Overview

User requirements for organizing, formatting, and presenting data are diverse (and often conflicting), depending on the user, the intended purpose, the study, and the organization. OpenClinica’s Extract Data architecture provides an extensible configurable means to produce data formats that meet your precise requirements. It does this by:

 

  • Using XSL stylesheet transformations to read native CDISC ODM XML and output the data in a transformed format.
  • Specifying available formats, their associated stylesheets, and associated properties (like filename, archival settings, and whether to compress the file) in a properties file (the extract.properties file)
  • Optionally, enabling postprocessing of the transformed data to output to certain non-text file formats and destinations

 

The Java code in the OpenClinica Extract Data module outputs study metadata and clinical data in only one format: CDISC ODM (version 1.3, with OpenClinica Extensions). All other output formats generated are transformations from this native ODM 1.3 w/extensions format. OpenClinica vendor extensions in the ODM file ensure that we can export all possible data related to a study and its clinical data, even if not supported by the ODM standard. This includes export of audit trail, discrepancy, and electronic signature information.

The extract.properties file specifies the available data formats available in the system, each with a corresponding XSL stylesheet. OpenClinica by default includes a set of XML stylesheet transformations for commonly used formats, such as HTML, Tab-delimited Text, and SPSS. 

Data transformations can be applied to the ODM output to get data into any of a wide variety of outputs using the XSLT (Extensible Stylesheet Language Transformations) language. The implementation of these transformations is powered by a widely used open source engine, the Saxon XSLT and XQuery processor. The behavior of Export Data is determined by the extract.properties configuration file and the XSL stylesheets. 

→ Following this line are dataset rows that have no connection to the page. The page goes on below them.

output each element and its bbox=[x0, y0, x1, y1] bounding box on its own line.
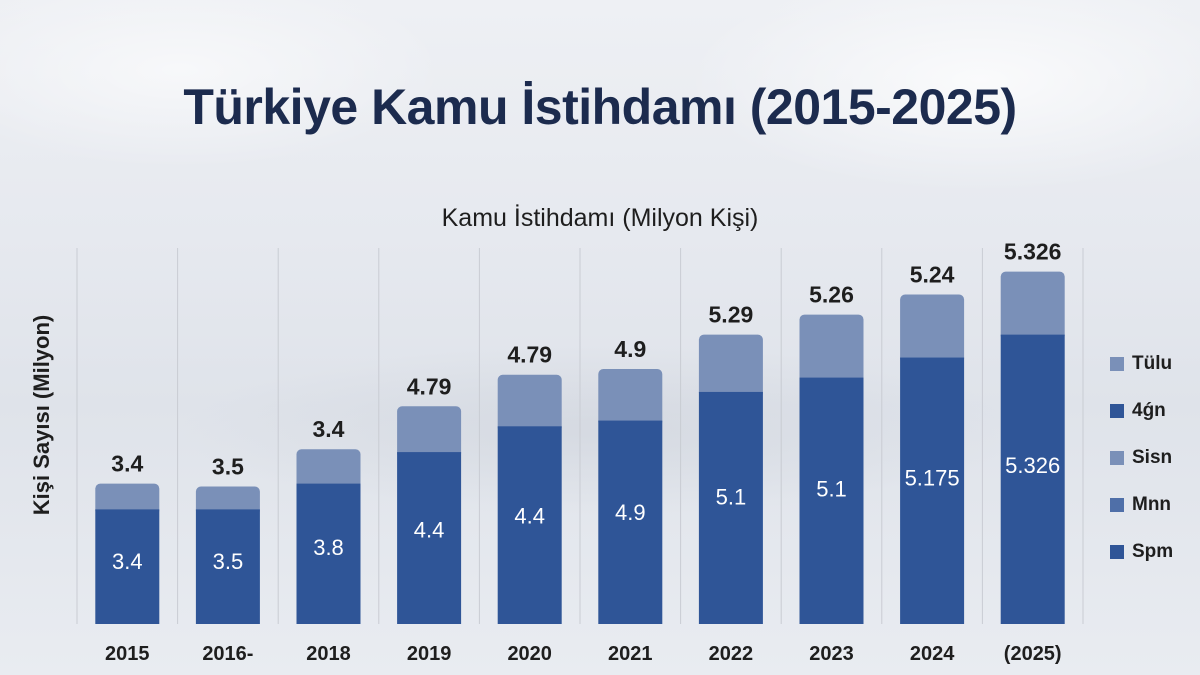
legend-label: Sisn bbox=[1132, 446, 1173, 468]
legend-label: Spm bbox=[1132, 540, 1174, 562]
bar-total-label: 3.4 bbox=[313, 416, 345, 442]
legend-item: Mnn bbox=[1110, 481, 1195, 528]
chart-title: Türkiye Kamu İstihdamı (2015-2025) bbox=[183, 79, 1017, 135]
bar-value-label: 3.8 bbox=[313, 535, 344, 560]
legend-label: Tülu bbox=[1132, 352, 1173, 374]
bar-value-label: 5.326 bbox=[1005, 453, 1060, 478]
bar-segment-upper bbox=[598, 369, 663, 427]
bar-value-label: 5.175 bbox=[905, 465, 960, 490]
x-tick-label: 2021 bbox=[608, 643, 653, 665]
bar-total-label: 4.9 bbox=[614, 336, 646, 362]
x-tick-label: 2015 bbox=[105, 643, 150, 665]
x-tick-label: 2024 bbox=[910, 643, 955, 665]
x-tick-label: 2018 bbox=[306, 643, 351, 665]
bar-segment-lower bbox=[698, 391, 763, 624]
bar-value-label: 4.4 bbox=[514, 503, 545, 528]
bar-segment-upper bbox=[95, 483, 160, 516]
bar-total-label: 3.5 bbox=[212, 453, 244, 479]
bar-segment-upper bbox=[1000, 271, 1065, 341]
bar-value-label: 3.5 bbox=[213, 549, 244, 574]
bar-total-label: 5.326 bbox=[1004, 239, 1062, 265]
legend-item: Sisn bbox=[1110, 434, 1195, 481]
x-tick-label: 2016- bbox=[202, 643, 253, 665]
bar-value-label: 4.9 bbox=[615, 500, 646, 525]
bar-segment-lower bbox=[598, 420, 663, 624]
bar-segment-lower bbox=[95, 509, 160, 624]
bar-segment-lower bbox=[900, 357, 965, 624]
bar-segment-upper bbox=[296, 449, 361, 490]
bar-total-label: 5.24 bbox=[910, 262, 955, 288]
bar-segment-lower bbox=[1000, 334, 1065, 624]
legend-item: Tülu bbox=[1110, 340, 1195, 387]
legend-swatch bbox=[1110, 403, 1124, 418]
legend-item: Spm bbox=[1110, 528, 1195, 575]
bar-segment-upper bbox=[799, 314, 864, 384]
bar-value-label: 5.1 bbox=[816, 476, 847, 501]
bar-segment-lower bbox=[397, 452, 462, 624]
chart-subtitle: Kamu İstihdamı (Milyon Kişi) bbox=[441, 204, 759, 232]
bar-total-label: 4.79 bbox=[507, 342, 552, 368]
x-tick-label: 2020 bbox=[507, 643, 552, 665]
bar-segment-lower bbox=[296, 483, 361, 624]
bar-segment-upper bbox=[900, 294, 965, 364]
legend-swatch bbox=[1110, 544, 1124, 559]
bar-segment-upper bbox=[698, 334, 763, 398]
x-tick-label: 2023 bbox=[809, 643, 854, 665]
bar-segment-upper bbox=[397, 406, 462, 459]
x-tick-label: (2025) bbox=[1004, 643, 1062, 665]
bar-segment-lower bbox=[195, 509, 260, 624]
bar-total-label: 3.4 bbox=[111, 451, 143, 477]
legend-item: 4ǵn bbox=[1110, 387, 1195, 434]
bar-segment-upper bbox=[497, 374, 562, 433]
x-tick-label: 2019 bbox=[407, 643, 452, 665]
bar-segment-upper bbox=[195, 486, 260, 516]
bar-total-label: 4.79 bbox=[407, 373, 452, 399]
x-tick-label: 2022 bbox=[709, 643, 754, 665]
bar-value-label: 4.4 bbox=[414, 517, 445, 542]
bar-total-label: 5.29 bbox=[709, 302, 754, 328]
legend-label: 4ǵn bbox=[1132, 399, 1166, 421]
bar-value-label: 5.1 bbox=[716, 484, 747, 509]
bar-segment-lower bbox=[799, 377, 864, 624]
bar-value-label: 3.4 bbox=[112, 549, 143, 574]
legend: Tülu 4ǵn Sisn Mnn Spm bbox=[1110, 340, 1195, 575]
legend-swatch bbox=[1110, 497, 1124, 512]
legend-swatch bbox=[1110, 356, 1124, 371]
legend-swatch bbox=[1110, 450, 1124, 465]
bar-total-label: 5.26 bbox=[809, 282, 854, 308]
bar-segment-lower bbox=[497, 426, 562, 624]
legend-label: Mnn bbox=[1132, 493, 1172, 515]
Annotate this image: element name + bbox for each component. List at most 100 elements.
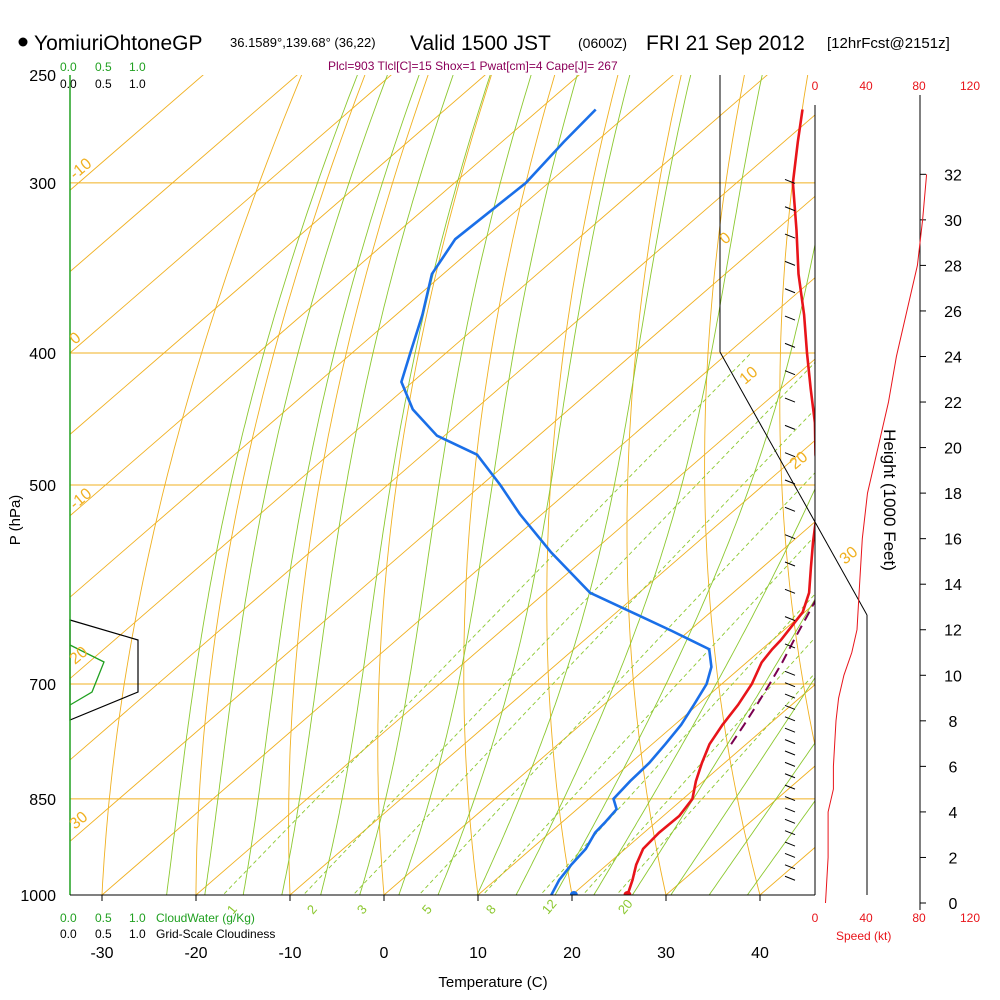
mixing-ratio-line [222,352,752,895]
mixing-ratio-line [615,672,815,895]
wind-barb [784,796,796,801]
adiabat-label: 20 [787,449,812,474]
height-tick-label: 18 [944,486,962,503]
dry-adiabat-line [195,75,366,895]
wind-speed-tick-label: 0 [812,911,819,925]
wind-barb [784,424,796,430]
mixing-ratio-label: 2 [304,902,320,917]
wind-speed-tick-label: 120 [960,911,980,925]
moist-adiabat-line [476,75,692,895]
height-tick-label: 32 [944,167,962,184]
cloudiness-label: Grid-Scale Cloudiness [156,927,275,941]
wind-barb [784,233,796,239]
cloud-scale-top: 0.0 0.5 1.0 0.0 0.5 1.0 [60,60,146,91]
wind-barb [784,704,796,710]
cl-tick: 0.0 [60,927,77,941]
wind-speed-tick-label: 80 [912,79,926,93]
moist-adiabat-line [631,598,815,895]
isotherm-line [70,75,580,517]
temperature-tick-label: 0 [380,945,389,962]
height-tick-label: 22 [944,395,962,412]
height-tick-label: 28 [944,258,962,275]
temperature-tick-label: 30 [657,945,675,962]
surface-dewpoint-dot [569,891,578,895]
valid-date: FRI 21 Sep 2012 [646,32,805,55]
wind-barb [784,875,796,881]
wind-barb [784,288,796,294]
height-tick-label: 12 [944,623,962,640]
wind-speed-tick-label: 40 [859,79,873,93]
height-tick-label: 24 [944,349,962,366]
height-tick-label: 30 [944,213,962,230]
wind-barb [784,670,796,676]
pressure-tick-label: 250 [29,68,56,85]
wind-barb [784,206,796,212]
cl-tick: 0.0 [60,77,77,91]
cw-tick: 1.0 [129,60,146,74]
cloud-water-label: CloudWater (g/Kg) [156,911,255,925]
wind-speed-line [825,174,928,904]
isotherm-line [70,75,674,598]
wind-speed-tick-label: 40 [859,911,873,925]
isotherm-line [195,358,815,895]
height-tick-label: 8 [949,714,958,731]
dry-adiabat-line [779,75,815,748]
temperature-tick-label: -20 [184,945,207,962]
wind-barb [784,761,796,767]
wind-speed-label: Speed (kt) [836,929,891,943]
valid-time: Valid 1500 JST [410,32,551,55]
isotherm-line [477,602,815,895]
moist-adiabat-line [242,75,420,895]
utc-time: (0600Z) [578,35,627,51]
moist-adiabat-line [320,75,491,895]
height-tick-label: 14 [944,577,962,594]
moist-adiabat-line [670,676,815,895]
temperature-profile-line [626,109,815,895]
title-block: YomiuriOhtoneGP 36.1589°,139.68° (36,22)… [18,32,950,73]
isotherm-line [665,765,815,895]
stability-params: Plcl=903 Tlcl[C]=15 Shox=1 Pwat[cm]=4 Ca… [328,59,618,73]
mixing-ratio-line [418,472,815,895]
wind-speed-tick-label: 120 [960,79,980,93]
wind-speed-tick-label: 0 [812,79,819,93]
dry-adiabat-line [546,75,619,895]
mixing-ratio-line [482,535,815,895]
cw-tick: 1.0 [129,911,146,925]
isotherm-line [70,75,768,680]
wind-barb [784,716,796,722]
wind-panel: 0040408080120120024681012141618202224262… [719,75,980,925]
wind-barb [784,682,796,688]
mixing-ratio-label: 5 [419,902,435,917]
mixing-ratio-line [302,361,815,895]
mixing-ratio-label: 12 [539,896,560,917]
parcel-profile-line [730,599,815,745]
dewpoint-profile-line [400,108,713,895]
thermo-grid [70,75,815,895]
height-tick-label: 2 [949,850,958,867]
wind-barb [784,397,796,403]
cl-tick: 1.0 [129,77,146,91]
isotherm-line [70,75,392,354]
mixing-ratio-line [582,637,815,895]
wind-barb [784,643,796,649]
wind-barb [784,342,796,348]
dry-adiabat-line [626,75,682,895]
moist-adiabat-line [359,75,532,895]
wind-barb [784,727,796,733]
height-tick-label: 10 [944,668,962,685]
moist-adiabat-line [437,75,631,895]
mixing-ratio-line [352,408,815,895]
dry-adiabat-line [377,75,492,895]
sounding-profiles [400,108,815,895]
pressure-tick-label: 400 [29,346,56,363]
wind-barb [784,830,796,836]
dry-adiabat-line [101,75,303,895]
isotherm-line [101,277,815,895]
adiabat-label: 10 [737,364,762,389]
temperature-tick-label: -10 [278,945,301,962]
isotherm-line [289,439,815,895]
moist-adiabat-line [708,742,815,895]
mixing-ratio-label: 8 [483,902,499,917]
pressure-tick-label: 500 [29,478,56,495]
wind-barb [784,864,796,870]
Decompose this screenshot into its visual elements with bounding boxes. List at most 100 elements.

Add an extract format to your OpenClinica environment

 

  • Locate XSL files for the format you want to add. You can find packages on the OpenClinica Extensions site and in Lindsay Steven’s Github repository.
  • Add your files to the xslt directory in your OC environment, normally ${catalina.home}/${WEBAPP.lower}.data/xslt
  • Edit your extract.properties and add a new extract form. 
  • Restart OpenClinica and test it out!

 

Create a new extract format 

You can also create your own extract format.

 

  • Familiarize yourself with OpenClinica’s implementation of CDISC ODM.
  • Create your XSL file. While you can start from scratch, you’ll save time if you work off one of the existing OpenClinica extract files, from the Extensions site, github, or CDISC’s Define.xsl.
  • If your requirements include outputting several files at once (such as a data file and load script), look at the SPSS format in extract.properties to see how you can include multiple XSL files and have them produce multiple output files
  • Postprocessing: To do things that XSLT cannot do by itself, like produce PDF files or load the data into external relational databases for ad-hoc reporting, a postprocessor framework is available to generate binary output formats or send data to a target destination. Two postprocessors are included: output to a database using JDBC connectivity and generate PDF files using XSL-FO. The postprocessing step is transparent to end-users; they simply get their files for download or alternatively receive a message that the data has been loaded into the database.

Use your extract format

Initiate an extract for your study from the Download Data screen or via a job and select your new output format. Execution follows a five step process:

 

  1. OpenClinica generates CDISC ODM XML version 1.3 with OpenClinica Extensions
  2. OpenClinica applies the XSL transformation and generates output file(s) according to the settings in extract.properties for the specified format
  3. Optionally, if postprocessing is enabled for the requested format, OpenClinica runs the post processing action according to the settings in extract.properties.
  4. OpenClinica provides user notification with success or failure message.
  5. The data is available for download.

 

Other notes

  • A framework exists in the code to add additional postprocessors via the addition of Java classes with references to those class names in the extract.properties file. 
  • Do not replace the extract XSLs that come with OpenClinica. If you do, your changes will be overwritten with the original contents every time OpenClinica is restarted.

Sharing

If you improve an existing extract format, create your own, or add a new postprocessor, please share it with the community on the forums or through JIRA!